L’élargissement des contours de la faute lourde suscite deux types d’interrogations. La première tient au rôle de la volonté des parties quant à la qualification d’obligation essentielle ou accessoire dans le contrat (§1). La seconde s’attache à la sanction qui est de tenir en échec la clause limitative ou exonératoire de responsabilité tout en maintenant le contrat (§2).

§1 – L’instrumentalisation possible de la notion d’obligation essentielle par la volonté des parties

43. Les sources de la qualification d’obligations essentielle ou annexe

On différencie traditionnellement l’obligation qui est fondamentale par nature de celle qui l’est par la volonté des parties(1). La première serait celle qui « découle de la nature des choses »(2) car « il y a dans chaque contrat, de par son économie, une obligation qui en constitue la pièce essentielle »(3).
Tel est le cas de l’obligation de délivrance pour le vendeur ou le paiement du prix pour l’acheteur.
Cependant, les parties, en raison du principe de liberté contractuelle, peuvent également décider de conférer à une obligation accessoire la qualification d’obligation essentielle(4). Une telle obligation deviendrait alors fondamentale en raison de la volonté des parties. Ainsi M. JESTAZ écrit que « la volonté des parties, paradoxalement plus forte que celle du législateur, pourrait bien hisser une obligation annexe au premier rang ex-aequo du contrat en en faisant l’accessoire indispensable de l’obligation fondamentale : car peu importe que par nature une obligation ait un caractère secondaire si en l’espèce le créancier lui attribue un rôle déterminant. En pareil cas, cette obligation doit recevoir exécution et le contrat serait encore entaché de potestativité si quelque clause insidieuse ou peu visible permettait d’en dispenser le débiteur. L’obligation devient alors fondamentale par la volonté des parties »(5).
C’est cette possibilité de qualifier une obligation accessoire en obligation essentielle, et inversement, qui soulève des interrogations.

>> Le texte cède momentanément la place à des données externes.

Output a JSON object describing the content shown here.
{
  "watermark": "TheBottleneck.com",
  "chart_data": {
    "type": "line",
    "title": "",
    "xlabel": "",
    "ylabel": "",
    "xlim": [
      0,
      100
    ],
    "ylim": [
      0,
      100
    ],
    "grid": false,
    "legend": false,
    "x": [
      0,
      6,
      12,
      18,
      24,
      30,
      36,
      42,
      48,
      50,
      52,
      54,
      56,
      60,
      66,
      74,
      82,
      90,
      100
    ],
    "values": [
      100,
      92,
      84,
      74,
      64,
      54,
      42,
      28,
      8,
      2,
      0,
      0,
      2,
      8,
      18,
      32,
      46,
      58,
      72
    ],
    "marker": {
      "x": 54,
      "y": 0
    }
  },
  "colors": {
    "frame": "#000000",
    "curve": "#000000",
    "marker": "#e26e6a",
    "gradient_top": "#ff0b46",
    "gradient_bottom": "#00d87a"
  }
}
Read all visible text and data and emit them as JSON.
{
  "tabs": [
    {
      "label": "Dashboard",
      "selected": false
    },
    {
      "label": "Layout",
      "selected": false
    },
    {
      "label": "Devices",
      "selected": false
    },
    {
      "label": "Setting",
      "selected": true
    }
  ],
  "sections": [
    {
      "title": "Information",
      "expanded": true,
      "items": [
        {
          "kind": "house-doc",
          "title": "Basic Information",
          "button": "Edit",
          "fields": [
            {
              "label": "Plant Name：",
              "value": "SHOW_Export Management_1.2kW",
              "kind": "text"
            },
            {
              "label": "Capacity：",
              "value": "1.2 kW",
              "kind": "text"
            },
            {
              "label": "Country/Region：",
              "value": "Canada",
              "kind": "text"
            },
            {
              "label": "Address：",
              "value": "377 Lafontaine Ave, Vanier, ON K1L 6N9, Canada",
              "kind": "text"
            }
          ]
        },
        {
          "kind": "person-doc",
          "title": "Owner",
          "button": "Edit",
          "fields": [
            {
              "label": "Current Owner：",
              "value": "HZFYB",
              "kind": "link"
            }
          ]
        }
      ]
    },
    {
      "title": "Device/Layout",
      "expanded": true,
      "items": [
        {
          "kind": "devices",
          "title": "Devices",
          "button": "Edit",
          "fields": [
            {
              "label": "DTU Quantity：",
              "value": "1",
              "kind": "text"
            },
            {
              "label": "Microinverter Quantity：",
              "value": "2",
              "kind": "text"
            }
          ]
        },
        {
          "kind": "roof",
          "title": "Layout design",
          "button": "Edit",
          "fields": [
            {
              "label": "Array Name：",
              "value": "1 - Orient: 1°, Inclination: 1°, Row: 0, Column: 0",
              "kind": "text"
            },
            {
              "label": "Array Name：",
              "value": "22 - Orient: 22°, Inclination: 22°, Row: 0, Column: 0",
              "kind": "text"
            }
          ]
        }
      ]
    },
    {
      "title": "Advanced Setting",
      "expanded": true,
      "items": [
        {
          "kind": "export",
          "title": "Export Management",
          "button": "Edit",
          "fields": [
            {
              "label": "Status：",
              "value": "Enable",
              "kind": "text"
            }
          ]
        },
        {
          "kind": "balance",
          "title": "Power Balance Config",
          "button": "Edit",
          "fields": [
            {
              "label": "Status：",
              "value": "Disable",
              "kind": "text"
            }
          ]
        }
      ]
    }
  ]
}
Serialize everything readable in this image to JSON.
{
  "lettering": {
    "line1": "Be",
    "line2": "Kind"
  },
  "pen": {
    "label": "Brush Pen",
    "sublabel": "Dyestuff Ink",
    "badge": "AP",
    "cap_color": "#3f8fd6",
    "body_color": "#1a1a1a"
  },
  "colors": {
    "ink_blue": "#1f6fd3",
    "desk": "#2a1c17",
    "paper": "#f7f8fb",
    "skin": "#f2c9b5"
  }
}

44. Le risque d’instrumentalisation de la notion d’obligation essentielle

Retenir une conception large de la faute lourde participe à une volonté d’assurer une plus grande justice contractuelle. L’objectif est donc louable. Cependant l’utilisation de la notion d’obligation essentielle pourrait également conduire au résultat opposé en permettant au débiteur défaillant de s’exonérer de quasi toute sa responsabilité. En effet, nous venons de préciser que la seule volonté des parties suffit à transformer une obligation accessoire en une obligation essentielle. Envisagée dans ce sens, cette possibilité offerte aux parties ne pose pas de difficultés car elle n’a pas pour conséquence de décharger le débiteur de sa responsabilité. Ainsi, si ce dernier manque à l’obligation que lui-même et son cocontractant auront considérée comme fondamentale, alors toute clause limitative de responsabilité portant sur une telle obligation serait jugée inefficace.
Il en est autrement de l’hypothèse où le débiteur défaillant tenterait de se libérer de sa responsabilité en prétextant que l’obligation inexécutée n’était pas essentielle mais accessoire.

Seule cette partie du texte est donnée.